Elife. 2019 Feb 18;8:e41927. doi: 10.7554/eLife.41927.
Mitochondria play important roles in cellular processes and disease, yet little is known about how the transcriptional regime of the mitochondrial genome varies across individuals and tissues. By analyzing >11,000 RNA-sequencing libraries across 36 tissue/cell types, we find considerable variation in mitochondrial-encoded gene expression along the mitochondrial transcriptome, across tissues and between individuals, highlighting the importance of cell-type specific and post-transcriptional processes in shaping mitochondrial-encoded RNA levels. Using whole-genome genetic data we identify 64 nuclear loci associated with expression levels of 14 genes encoded in the mitochondrial genome, including missense variants within genes involved in mitochondrial function (, and ), implicating genetic mechanisms that act in across the two genomes. We replicate ~21% of associations with independent tissue-matched datasets and find genetic variants linked to these nuclear loci that are associated with cardio-metabolic phenotypes and Vitiligo, supporting a potential role for variable mitochondrial-encoded gene expression in complex disease.

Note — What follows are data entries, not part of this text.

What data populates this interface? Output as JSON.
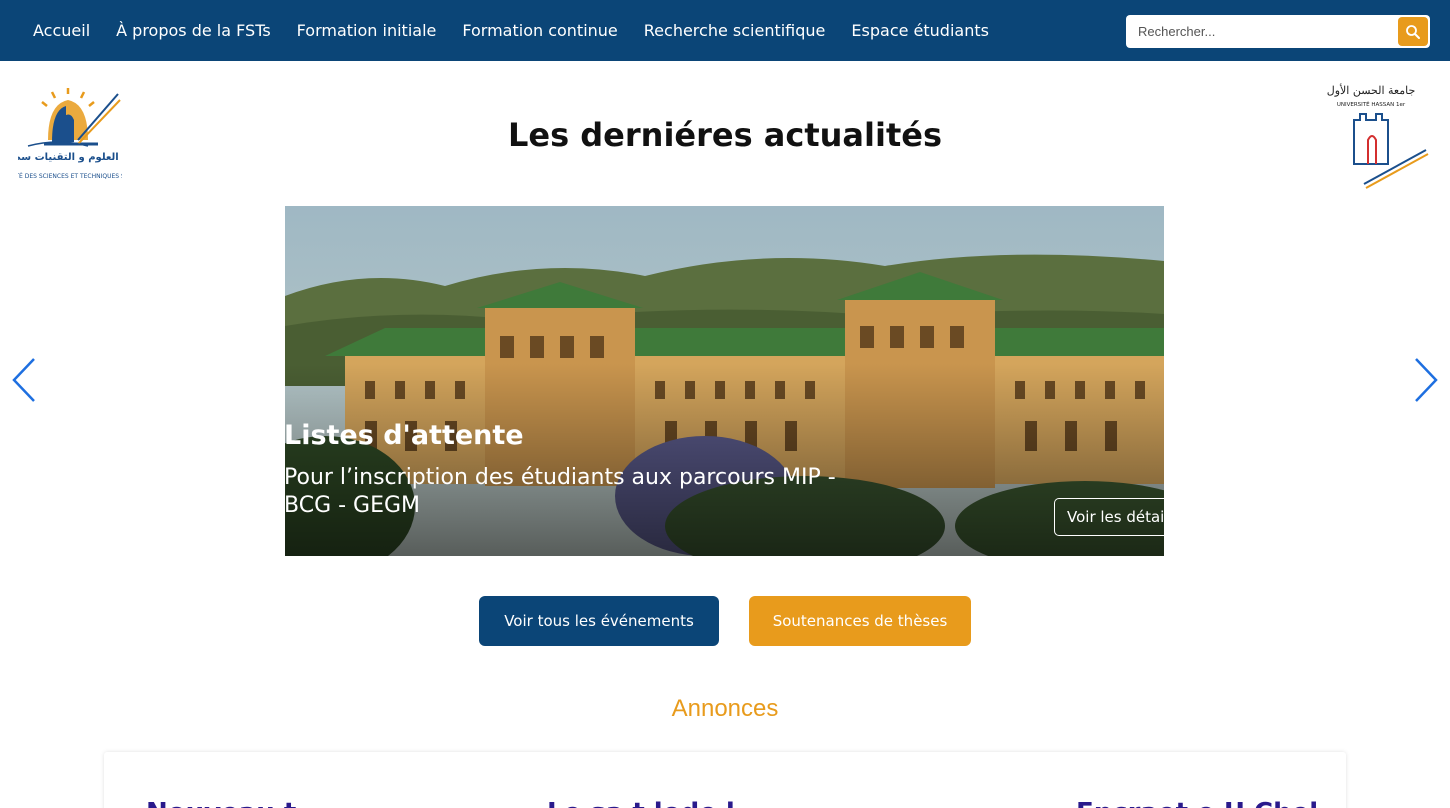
{
  "nav": {
    "items": [
      "Accueil",
      "À propos de la FSTs",
      "Formation initiale",
      "Formation continue",
      "Recherche scientifique",
      "Espace étudiants"
    ],
    "search_placeholder": "Rechercher..."
  },
  "logos": {
    "left_arabic": "كلية العلوم و التقنيات سطات",
    "left_french": "FACULTÉ DES SCIENCES ET TECHNIQUES SETTAT",
    "right_arabic": "جامعة الحسن الأول",
    "right_french": "UNIVERSITÉ HASSAN 1er"
  },
  "news": {
    "title": "Les derniéres actualités",
    "slide": {
      "title": "Listes d'attente",
      "description": "Pour l’inscription des étudiants aux parcours MIP - BCG - GEGM",
      "button": "Voir les détails"
    }
  },
  "buttons": {
    "events": "Voir tous les événements",
    "theses": "Soutenances de thèses"
  },
  "announcements": {
    "title": "Annonces",
    "cards": [
      "Nouveau t",
      "Le sa t lode l",
      "Encraet e U Chel"
    ]
  },
  "colors": {
    "nav_bg": "#0b4577",
    "accent": "#e89b1c",
    "card_heading": "#2a1a8c"
  }
}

线粒体在细胞过程和疾病中发挥着重要作用,但人们对线粒体基因组的转录调控如何在个体和组织之间变化知之甚少。通过分析超过 11000 个横跨 36 种组织/细胞类型的 RNA 测序文库,我们发现线粒体编码基因在整个线粒体转录组中的表达存在相当大的变化,跨越组织和个体,突出了细胞类型特异性和转录后过程在塑造线粒体编码 RNA 水平方面的重要性。利用全基因组遗传数据,我们鉴定出 64 个与线粒体基因组中 14 个基因表达水平相关的核基因座,包括参与线粒体功能的基因(MT-ND1、MT-ND2 和 MT-TF)内的错义变异,提示存在跨两个基因组起作用的遗传机制。我们在具有独立组织匹配数据集的情况下复制了约 21%的关联,并发现与这些核基因座相关的遗传变异与心血管代谢表型和白癜风相关,支持可变线粒体编码基因表达在复杂疾病中的潜在作用。